Let's see how it works on our df_tmp["UsageBand"] column.

In [34]:

# Check whether a column is an object
pd.api.types.is_object_dtype(df_tmp["UsageBand"])

Out[34]:

True

We can also check whether a column is a string with pd.api.types.is_string_dtype(arr_or_dtype).

In [35]:

# Check whether a column is a string
pd.api.types.is_string_dtype(df_tmp["state"])

Out[35]:

True

Nice!

We can even loop through the items (columns and their labels) in our DataFrame using pandas.DataFrame.items() (in Python dictionary terms, calling .items() on a DataFrame will treat the column names as the keys and the column values as the values) and print out samples of columns which have the string datatype.

As an extra check, passing the sample to pd.api.types.infer_dtype() will return the datatype of the sample.

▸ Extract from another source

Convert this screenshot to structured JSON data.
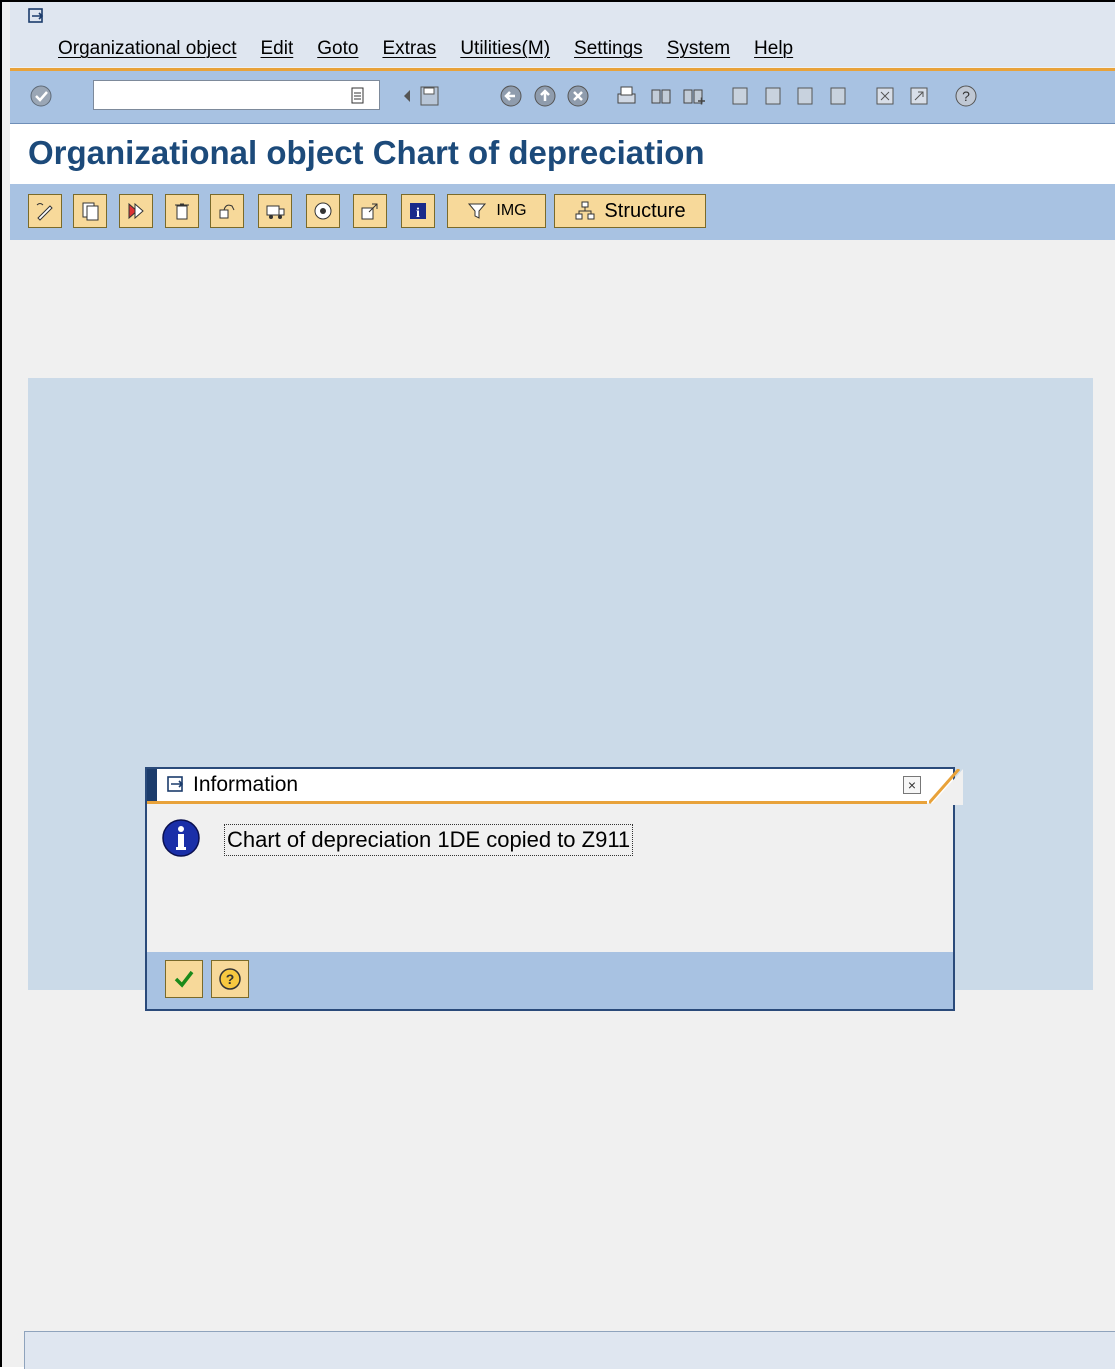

This will be a good way to keep exploring our data.

In [36]:

# Quick exampke of calling .items() on a dictionary
random_dict = {"key1": "hello",
               "key2": "world!"}

for key, value in random_dict.items():
    print(f"This is a key: {key}")
    print(f"This is a value: {value}")

Out[36]:

This is a key: key1
This is a value: hello
This is a key: key2
This is a value: world!

In [37]:

# Print column names and example content of columns which contain strings
for label, content in df_tmp.items():
    if pd.api.types.is_string_dtype(content):
        # Check datatype of target column
        column_datatype = df_tmp[label].dtype.name

        # Get random sample from column values
        example_value = content.sample(1).values

        # Infer random sample datatype
        example_value_dtype = pd.api.types.infer_dtype(example_value)
        print(f"Column name: {label} | Column dtype: {column_datatype} | Example value: {example_value} | Example value dtype: {example_value_dtype}")

Out[37]:

Column name: fiModelDesc | Column dtype: object | Example value: ['35ZTS'] | Example value dtype: string
Column name: fiBaseModel | Column dtype: object | Example value: ['PC75'] | Example value dtype: string
Column name: fiProductClassDesc | Column dtype: object | Example value: ['Backhoe Loader - 14.0 to 15.0 Ft Standard Digging Depth'] | Example value dtype: string
Column name: state | Column dtype: object | Example value: ['Florida'] | Example value dtype: string
Column name: ProductGroup | Column dtype: object | Example value: ['TTT'] | Example value dtype: string
Column name: ProductGroupDesc | Column dtype: object | Example value: ['Track Excavators'] | Example value dtype: string

Hmm... it seems that there are many more columns in the df_tmp with the object type that didn't display when checking for the string datatype (we know there are many object datatype columns in our DataFrame from using df_tmp.info()).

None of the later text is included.